Pointing to a fatwa by the Leader, Velayati said Iran would not hesitate to manufacture any weapon other than nuclear arms and weapons of mass destruction like chemical warfare.
On February 22, 2012, Ayatollah Khamenei said the Islamic Republic considers the pursuit and possession of nuclear weapons “a mortal sin” from every logical, religious and theoretical standpoint.
Velayati once again reaffirmed the Islamic Republic would never allow any inspection of its military sites.
Representatives of Iran, the P5+1 and the EU pose for a group picture at the United Nations building in Vienna, Austria July 14, 2015. (AFP Photo)
Iran and the P5+1 countries – the United States, Britain, France, China and Russia plus Germany – succeeded in finalizing the text of an agreement, dubbed the Joint Comprehensive Plan of Action (JCPOA), in Vienna on July 14 after 18 days of intense negotiations that capped around 23 months of talks between Iran and the six world powers. The almost two-year negotiations were the culmination of over a decade of intermittent diplomatic efforts.

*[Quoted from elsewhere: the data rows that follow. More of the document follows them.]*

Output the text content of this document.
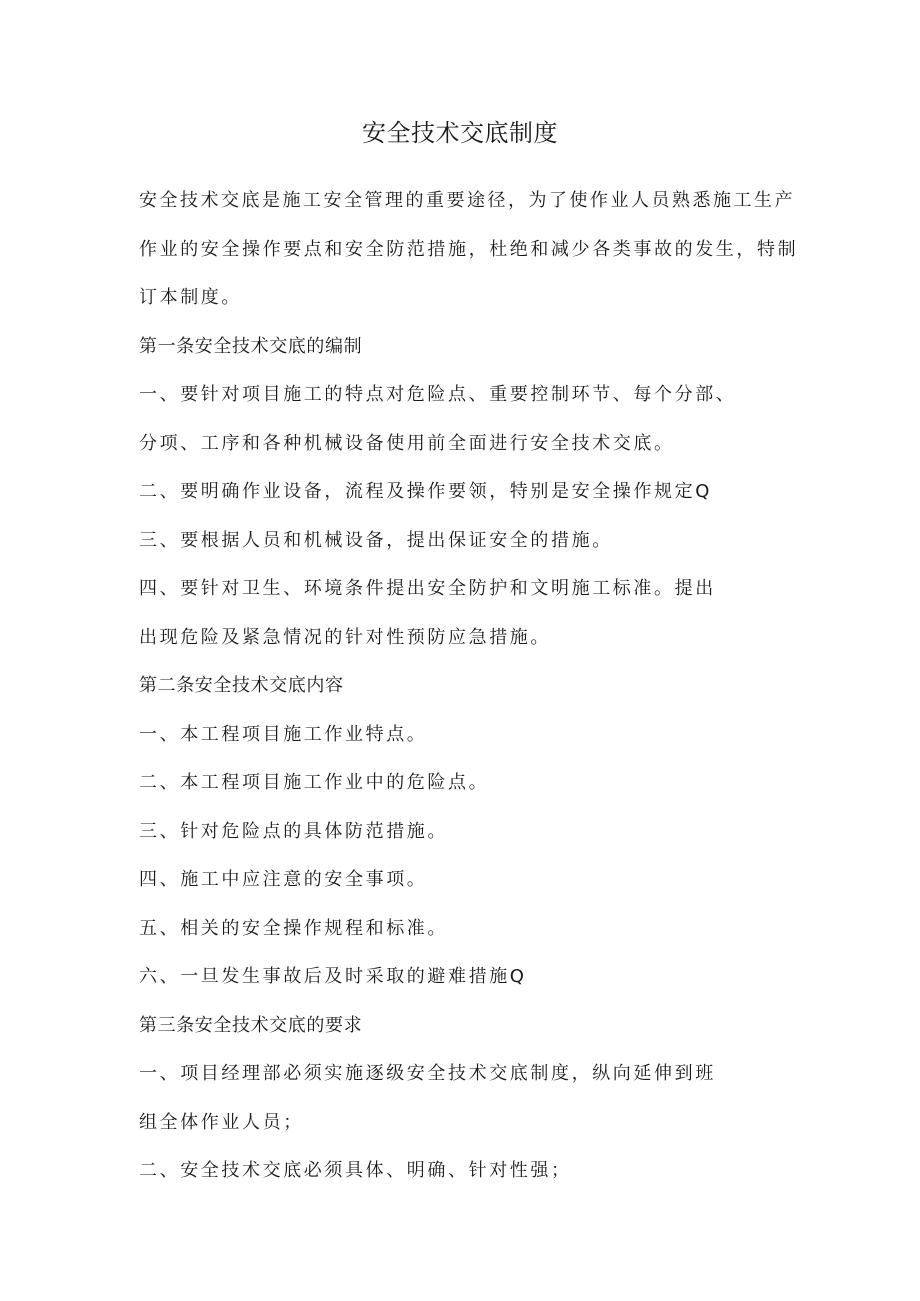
安全技术交底制度

安全技术交底是施工安全管理的重要途径，为了使作业人员熟悉施工生产

作业的安全操作要点和安全防范措施，杜绝和减少各类事故的发生，特制

订本制度。

第一条安全技术交底的编制

一、要针对项目施工的特点对危险点、重要控制环节、每个分部、

分项、工序和各种机械设备使用前全面进行安全技术交底。

二、要明确作业设备，流程及操作要领，特别是安全操作规定Q

三、要根据人员和机械设备，提出保证安全的措施。

四、要针对卫生、环境条件提出安全防护和文明施工标准。提出

出现危险及紧急情况的针对性预防应急措施。

第二条安全技术交底内容

一、本工程项目施工作业特点。

二、本工程项目施工作业中的危险点。

三、针对危险点的具体防范措施。

四、施工中应注意的安全事项。

五、相关的安全操作规程和标准。

六、一旦发生事故后及时采取的避难措施Q

第三条安全技术交底的要求

一、项目经理部必须实施逐级安全技术交底制度，纵向延伸到班

组全体作业人员；

二、安全技术交底必须具体、明确、针对性强；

Under the JCPOA, limits will be put on Iran’s nuclear activities in exchange for, among other things, the removal of all economic and financial bans, against the Islamic Republic.
The UN Security Council on Monday unanimously endorsed a draft resolution turning the JCPOA into international law. All 15 members of the body voted for the draft UN resolution in New York, setting the stage for the lifting of the Security Council sanctions against Iran.